“Make sure your own mask is on first.”
You hardly hear the flight attendant safety speech over the airplane’s speaker system anymore after, what, dozens or hundreds of flights. You’ve got your process: find your seat, stow your luggage, plop down, seatbelt, and send off a few texts and emails before you go on airplane mode.
“… Should the cabin experience sudden pressure loss, stay calm and listen for instructions from the cabin crew. Oxygen masks will drop down from above your seat. Place the mask over your mouth and nose, like this. Pull the strap to tighten it. If you are traveling with children, make sure that your own mask is on first before helping your children…”
Maybe the first time you heard that, it sounded odd. My child is my first priority, you wondered, Why wouldn’t I make sure he or she is safe before I take care of myself? But then it was explained to you that you are of no help to your child in an emergency if you’re unconscious.
Given the universal acceptance of this concept on airplanes, it always amazes me that many leaders, myself included, sometimes fail to see the relevance of it to their own lives and leadership capacity. Our society recognizes and often rewards the “rise and grind” work ethic, with no recognition of the risk that this creates not only for individuals but also to the people and institutions around them.
Leaders have a bad habit of making everything and everyone else a priority, but making their own needs – sleep, eating, exercise, time with their families, time with their friends, downtime – optional. I always encourage my clients to flip that notion on its head and make treating themselves well a personal strategic goal.
I don’t need to cite the science on the benefits of sleep, exercise, and good nutrition. Nor do I need to remind you that stress kills–everyone one of us has a cautionary tale in their own family or network.
And yet, we continue as leaders to think that we’re superhuman, or at least temporarily exempt. We tell ourselves that this lifestyle is just temporary, that we’ll change after this next board meeting, campaign, quarterly report or “when get through this difficult time,” even though we know that there is always another thing around the corner that we’ll use to justify putting it off again.
Then there are the stories we tell ourselves, which fall into some version of these:
- If I don’t do it, the work won’t get done.
- Only I can do this specific important thing.
- It would take so long to train someone else that it’s just easier to do it myself
- What will happen if I’m not there?
These rationalizations all imagine some kind of worst-case scenario that we think justifies our actions. But does it? What is really the worst thing that would happen? No one gets to a senior position of leadership without an ability to recognize and solve problems. If a problem arises while you are away, your job as a leader is to find a solution–when you are back. If a bad decision is made, you can fix it. But more likely, someone else will demonstrate that they are capable. Or you will finally have that extra capacity within your organization. Or someone will share the notes with you.

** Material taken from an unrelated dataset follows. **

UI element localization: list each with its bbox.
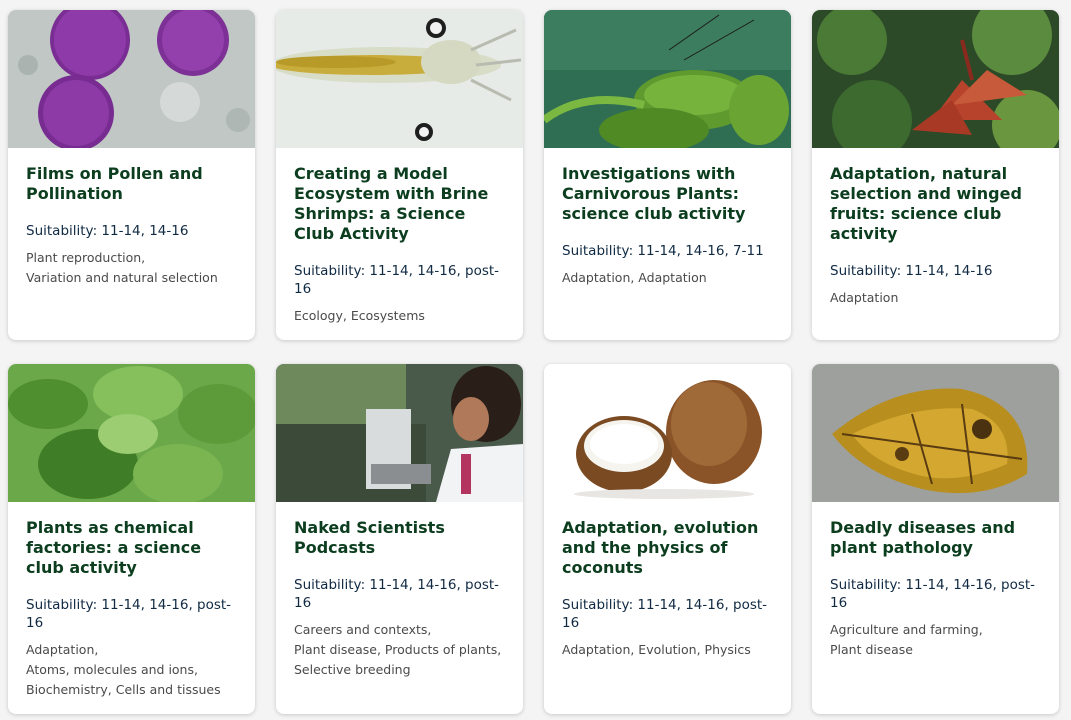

The truth is that the more comfortable you are as a leader, the better you are at letting go – and the inverse. If you believe that leadership is supposed to be a grind, then consider this an invitation to rethink the grind premise.
We know this in our hearts, but we delude ourselves into a work life that is the opposite.
We know that we are not doing anyone any favors as a leader when we show up exhausted, short-tempered, stressed, distracted, or sick–or we don’t show up at all because we’re sick in bed or worse yet in the hospital. Being unkind to yourself is the worst strategy toward reaching your goals that you could ever choose, and yet many of us choose it time and time again.
Give yourself compassion to be kind to yourself, and your leadership will flourish.